Vehicle wheel suspension assemblies typically include a pair of knuckles or spindles which rotatably and respectively support the front and/or rear wheels of the vehicle, and a pair of tie rods, each of which operatively connect the steering assembly of the vehicle to a respective and unique one of the knuckles or spindles. Particularly, the selective rotation of the steering assembly is transferred through the tie rods to the knuckles or the spindles, thereby selectively and desirably causing the wheels to turn or rotate, and allowing the vehicle to be selectively steered.
Each of the tie rods are usually connected to a unique and respective knuckle (or spindle) by the use of a conventional ball joint.
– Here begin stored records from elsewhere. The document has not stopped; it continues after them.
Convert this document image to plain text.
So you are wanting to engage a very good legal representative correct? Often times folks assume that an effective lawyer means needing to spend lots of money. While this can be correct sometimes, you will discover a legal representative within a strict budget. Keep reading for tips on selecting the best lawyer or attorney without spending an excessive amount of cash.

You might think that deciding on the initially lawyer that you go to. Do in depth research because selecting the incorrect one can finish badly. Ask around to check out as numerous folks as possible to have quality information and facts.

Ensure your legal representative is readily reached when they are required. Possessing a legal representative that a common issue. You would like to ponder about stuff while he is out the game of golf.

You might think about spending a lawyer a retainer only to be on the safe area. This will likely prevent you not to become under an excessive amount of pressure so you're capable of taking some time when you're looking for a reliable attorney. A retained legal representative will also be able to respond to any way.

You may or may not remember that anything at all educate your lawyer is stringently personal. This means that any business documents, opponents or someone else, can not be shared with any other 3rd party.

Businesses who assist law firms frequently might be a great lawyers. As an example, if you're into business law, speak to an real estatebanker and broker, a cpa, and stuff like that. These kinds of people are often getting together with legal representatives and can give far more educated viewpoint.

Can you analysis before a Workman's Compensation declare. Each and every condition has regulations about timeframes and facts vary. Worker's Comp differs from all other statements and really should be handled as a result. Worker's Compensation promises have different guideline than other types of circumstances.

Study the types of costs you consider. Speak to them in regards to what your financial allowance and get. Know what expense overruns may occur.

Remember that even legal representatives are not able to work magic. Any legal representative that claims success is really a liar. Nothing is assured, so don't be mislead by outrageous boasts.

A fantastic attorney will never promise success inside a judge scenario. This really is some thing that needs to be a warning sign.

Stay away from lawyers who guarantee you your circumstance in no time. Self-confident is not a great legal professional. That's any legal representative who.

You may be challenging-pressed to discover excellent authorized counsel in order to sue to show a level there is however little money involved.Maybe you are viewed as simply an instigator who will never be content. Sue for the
Typically, each ball joint includes a ball socket, which is typically and integrally formed within the outer or projecting end of a unique one of the tie rods, and a ball stud which resides within and which is rotatably coupled to the ball socket and which is typically attached to a unique one of the knuckles or spindles.
These wheel suspension assemblies are typically designed to operatively provide a relatively and desirable tight or sharp vehicle turning radius. As a result, each tie rod must often be bent and this bend or curvature is made or created within the portion of the tie rod which is in relative close proximity to the ball joint, thereby substantially preventing the tie rod from contacting or otherwise interfering with the rim and/or wheel of the vehicle while the vehicle performs these relatively sharp or tight turns. These prior wheel suspension assemblies suffer from several drawbacks.
First, the tie-rod bend or curvature, necessary to provide a desirable and a relatively sharp or tight vehicle turning radius, represents a mass or a portion which is disposed off of or which is removed from the longitudinal axis or the axis of rotation of the tie rod. This offset mass causes the creation of a gravitational force or torque upon the tie rod, thereby causing the tie rod to turn and/or rotate substantially about its longitudinal axis.
In these prior wheel suspension assemblies, this rotation and/or rotational force was selectively controlled and/or was selectively absorbed by the contact of the ball stud with the opening of the ball socket, and thereby allowed the tie rod to maintain a certain desired position. This arrangement (i.e., requiring the ball joint to substantially control and/or maintain the angular position of the tie rod) caused excessive frictional wear and fatigue to and of the ball joints and results in diminished performance of the ball joint.
Furthermore, typically a rather generous or large tolerance exists within each ball joint, and particularly, exists between each engaged ball stud and ball socket opening. This generous tolerance allows and/or causes each of the tie rods to undesirably move or shift during vehicle operation, and undesirably causes vibration of the vehicle steering column, and further wear to the ball joints.
There is therefore a need to provide a vehicle wheel suspension assembly which overcomes at least some of the various and previously delineated drawbacks of prior vehicle suspension assemblies, which includes a tie rod which is substantially and precisely centered or held in a desired position; which substantially reduces the amount of ball stud to socket contact; which substantially eliminates ball joint socket to stud vibrations; and which substantially reduces undesirable stress and/or wear to the ball joints.